With two bullet trains, we made it 1,000 km from Tokyo straight down to the southern/western tip of Japan in 6 hours flat. And as much as I want to sing the praises of the shinkansen, I have a lot more to say about the city of Fukuoka, because Fukuoka is tragically underrated.
In March, Fukuoka is warm and had the odd blossoming cherry tree even though we thought we would miss the season by a week. Fukuoka is not crowded. It has magnificent ramen which costs very little. It is sister cities with Oakland, California.

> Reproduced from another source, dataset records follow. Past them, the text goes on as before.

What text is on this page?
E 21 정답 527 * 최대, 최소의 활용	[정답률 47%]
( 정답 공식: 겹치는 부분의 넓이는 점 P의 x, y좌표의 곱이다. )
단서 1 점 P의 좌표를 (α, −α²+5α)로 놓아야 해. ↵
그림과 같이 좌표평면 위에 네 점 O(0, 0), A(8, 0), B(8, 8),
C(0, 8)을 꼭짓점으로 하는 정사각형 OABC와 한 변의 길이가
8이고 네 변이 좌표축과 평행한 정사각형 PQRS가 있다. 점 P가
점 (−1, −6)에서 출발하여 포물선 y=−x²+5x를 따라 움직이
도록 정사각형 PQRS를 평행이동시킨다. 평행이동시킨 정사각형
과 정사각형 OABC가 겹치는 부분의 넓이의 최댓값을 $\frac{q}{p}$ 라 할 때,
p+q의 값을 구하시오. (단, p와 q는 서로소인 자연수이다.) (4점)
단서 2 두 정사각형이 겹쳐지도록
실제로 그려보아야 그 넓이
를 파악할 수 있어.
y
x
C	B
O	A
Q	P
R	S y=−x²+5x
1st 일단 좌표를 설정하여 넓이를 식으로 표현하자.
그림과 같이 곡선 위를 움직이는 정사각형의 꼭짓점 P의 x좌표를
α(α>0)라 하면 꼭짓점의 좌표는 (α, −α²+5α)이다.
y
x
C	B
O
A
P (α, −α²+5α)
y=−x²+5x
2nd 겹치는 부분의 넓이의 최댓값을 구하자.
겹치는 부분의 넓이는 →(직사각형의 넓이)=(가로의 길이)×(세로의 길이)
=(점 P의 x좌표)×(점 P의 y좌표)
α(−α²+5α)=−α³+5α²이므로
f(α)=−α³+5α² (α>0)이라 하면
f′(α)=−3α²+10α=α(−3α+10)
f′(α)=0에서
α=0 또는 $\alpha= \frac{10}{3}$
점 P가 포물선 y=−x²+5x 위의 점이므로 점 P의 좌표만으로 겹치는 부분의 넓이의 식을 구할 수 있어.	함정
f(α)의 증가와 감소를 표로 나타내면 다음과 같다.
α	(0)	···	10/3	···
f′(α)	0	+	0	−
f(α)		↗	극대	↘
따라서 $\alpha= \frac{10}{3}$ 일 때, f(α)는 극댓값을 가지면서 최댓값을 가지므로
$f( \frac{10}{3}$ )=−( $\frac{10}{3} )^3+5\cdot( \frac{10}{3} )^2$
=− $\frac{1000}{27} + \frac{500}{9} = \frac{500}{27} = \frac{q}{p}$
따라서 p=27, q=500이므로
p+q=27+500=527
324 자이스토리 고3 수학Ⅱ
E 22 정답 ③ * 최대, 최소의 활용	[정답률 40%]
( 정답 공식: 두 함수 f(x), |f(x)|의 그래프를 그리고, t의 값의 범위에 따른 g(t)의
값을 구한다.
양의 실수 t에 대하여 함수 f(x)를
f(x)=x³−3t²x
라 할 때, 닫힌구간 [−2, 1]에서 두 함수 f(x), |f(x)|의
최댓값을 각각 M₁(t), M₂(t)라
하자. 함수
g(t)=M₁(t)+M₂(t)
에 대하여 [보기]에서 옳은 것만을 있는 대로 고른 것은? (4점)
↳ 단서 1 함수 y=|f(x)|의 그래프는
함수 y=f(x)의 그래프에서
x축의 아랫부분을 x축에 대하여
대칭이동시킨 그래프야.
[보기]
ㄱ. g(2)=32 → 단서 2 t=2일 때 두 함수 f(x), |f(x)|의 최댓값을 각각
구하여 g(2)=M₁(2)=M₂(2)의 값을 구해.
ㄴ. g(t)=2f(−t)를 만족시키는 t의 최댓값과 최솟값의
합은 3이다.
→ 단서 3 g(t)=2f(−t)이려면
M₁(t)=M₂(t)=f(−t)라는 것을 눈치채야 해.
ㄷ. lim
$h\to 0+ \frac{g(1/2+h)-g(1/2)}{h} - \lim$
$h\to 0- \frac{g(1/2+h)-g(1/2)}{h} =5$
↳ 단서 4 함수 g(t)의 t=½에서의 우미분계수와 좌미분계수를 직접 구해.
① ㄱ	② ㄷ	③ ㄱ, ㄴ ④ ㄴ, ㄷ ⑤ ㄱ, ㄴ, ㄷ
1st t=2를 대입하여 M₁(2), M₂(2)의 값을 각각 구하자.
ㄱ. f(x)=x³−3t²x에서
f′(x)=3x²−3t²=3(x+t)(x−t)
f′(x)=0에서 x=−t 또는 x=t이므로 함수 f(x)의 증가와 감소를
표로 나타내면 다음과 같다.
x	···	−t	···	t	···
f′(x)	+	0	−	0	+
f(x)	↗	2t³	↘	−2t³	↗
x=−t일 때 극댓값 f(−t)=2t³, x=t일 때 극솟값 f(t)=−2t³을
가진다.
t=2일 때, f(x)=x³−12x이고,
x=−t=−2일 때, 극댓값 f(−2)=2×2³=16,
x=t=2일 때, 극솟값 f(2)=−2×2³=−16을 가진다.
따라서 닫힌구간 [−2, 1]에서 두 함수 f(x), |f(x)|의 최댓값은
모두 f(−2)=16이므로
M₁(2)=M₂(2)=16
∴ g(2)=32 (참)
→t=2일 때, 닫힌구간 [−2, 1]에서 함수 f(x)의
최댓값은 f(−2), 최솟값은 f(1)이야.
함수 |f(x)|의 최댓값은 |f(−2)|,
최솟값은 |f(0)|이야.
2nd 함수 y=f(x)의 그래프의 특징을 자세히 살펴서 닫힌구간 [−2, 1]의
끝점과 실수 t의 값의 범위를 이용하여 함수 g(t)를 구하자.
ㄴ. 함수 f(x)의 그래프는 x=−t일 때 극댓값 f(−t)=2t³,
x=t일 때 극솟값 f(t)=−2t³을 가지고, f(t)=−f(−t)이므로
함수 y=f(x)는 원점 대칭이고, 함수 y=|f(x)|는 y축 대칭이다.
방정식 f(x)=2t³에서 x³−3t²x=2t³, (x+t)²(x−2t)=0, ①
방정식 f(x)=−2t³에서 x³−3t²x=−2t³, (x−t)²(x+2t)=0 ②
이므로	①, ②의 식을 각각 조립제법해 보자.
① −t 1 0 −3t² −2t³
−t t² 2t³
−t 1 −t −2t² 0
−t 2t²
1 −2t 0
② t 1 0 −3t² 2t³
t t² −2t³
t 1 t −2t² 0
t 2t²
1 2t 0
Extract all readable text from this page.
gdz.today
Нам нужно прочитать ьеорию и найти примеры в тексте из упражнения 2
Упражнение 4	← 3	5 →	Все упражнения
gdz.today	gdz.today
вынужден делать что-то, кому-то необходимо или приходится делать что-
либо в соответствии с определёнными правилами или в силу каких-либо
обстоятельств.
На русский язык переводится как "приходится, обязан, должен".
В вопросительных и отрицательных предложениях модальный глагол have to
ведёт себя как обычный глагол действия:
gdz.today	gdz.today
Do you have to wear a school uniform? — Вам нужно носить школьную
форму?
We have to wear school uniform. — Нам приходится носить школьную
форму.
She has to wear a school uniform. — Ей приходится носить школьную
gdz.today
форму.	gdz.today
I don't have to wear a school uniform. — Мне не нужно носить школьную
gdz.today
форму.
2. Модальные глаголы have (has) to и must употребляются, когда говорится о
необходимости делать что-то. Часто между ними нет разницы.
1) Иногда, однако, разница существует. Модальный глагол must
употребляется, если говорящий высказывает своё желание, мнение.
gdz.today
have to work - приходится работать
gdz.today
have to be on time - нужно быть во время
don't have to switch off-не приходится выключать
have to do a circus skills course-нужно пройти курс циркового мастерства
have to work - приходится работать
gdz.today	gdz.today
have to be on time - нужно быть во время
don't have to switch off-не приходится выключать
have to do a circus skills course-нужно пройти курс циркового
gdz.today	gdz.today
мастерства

The best decision of Fukuoka was taking an Asahi brewery tour at 10 AM. I kind of already know how beer is made but the factory was huge and the tour guide was A+. The tasting was quite generous, mostly because I don’t think they expect most people to finish three beers in 20 minutes (challenge accepted). Pleasantly tipsy, we shuffled back in the direction of our hotel and it was suddenly 10 degrees warmer and sunnier than it had been so far on our trip. We’ve gotten into the habit of eating huge breakfasts at pastry shops– very Western concept, very Japanese execution– so we were full and happy from the sweets, and drunk and happy from the beer, and warm and happy from the sun at 11 o’clock in the morning.
For lunch we found a clean but hole-in-the-wall ramen spot in the Tenjin district and BS’ed our way through the ticket order machine (these are the best thing ever if you don’t speak Japanese). Five minutes later I was served a steaming bowl of grey-white broth with some kind of red meat and a lot of fresh vegetables floating around at the top, the traditional pile of slippery noodles at the bottom. It was easily my favorite culinary experience of the trip, even though I am still not 100% sure what all was in my bowl. There just wasn’t time to sit there and decipher the entire menu.
Our last memorable stop was a park. I can’t tell you which park. If I could I’d be writing for Lonely Planet. There was a very peaceful and under-crowded temple there, and on the way out we followed a trail of paper lanterns decorated by children with themes relating to Japan, world peace and the LA Lakers, obviously.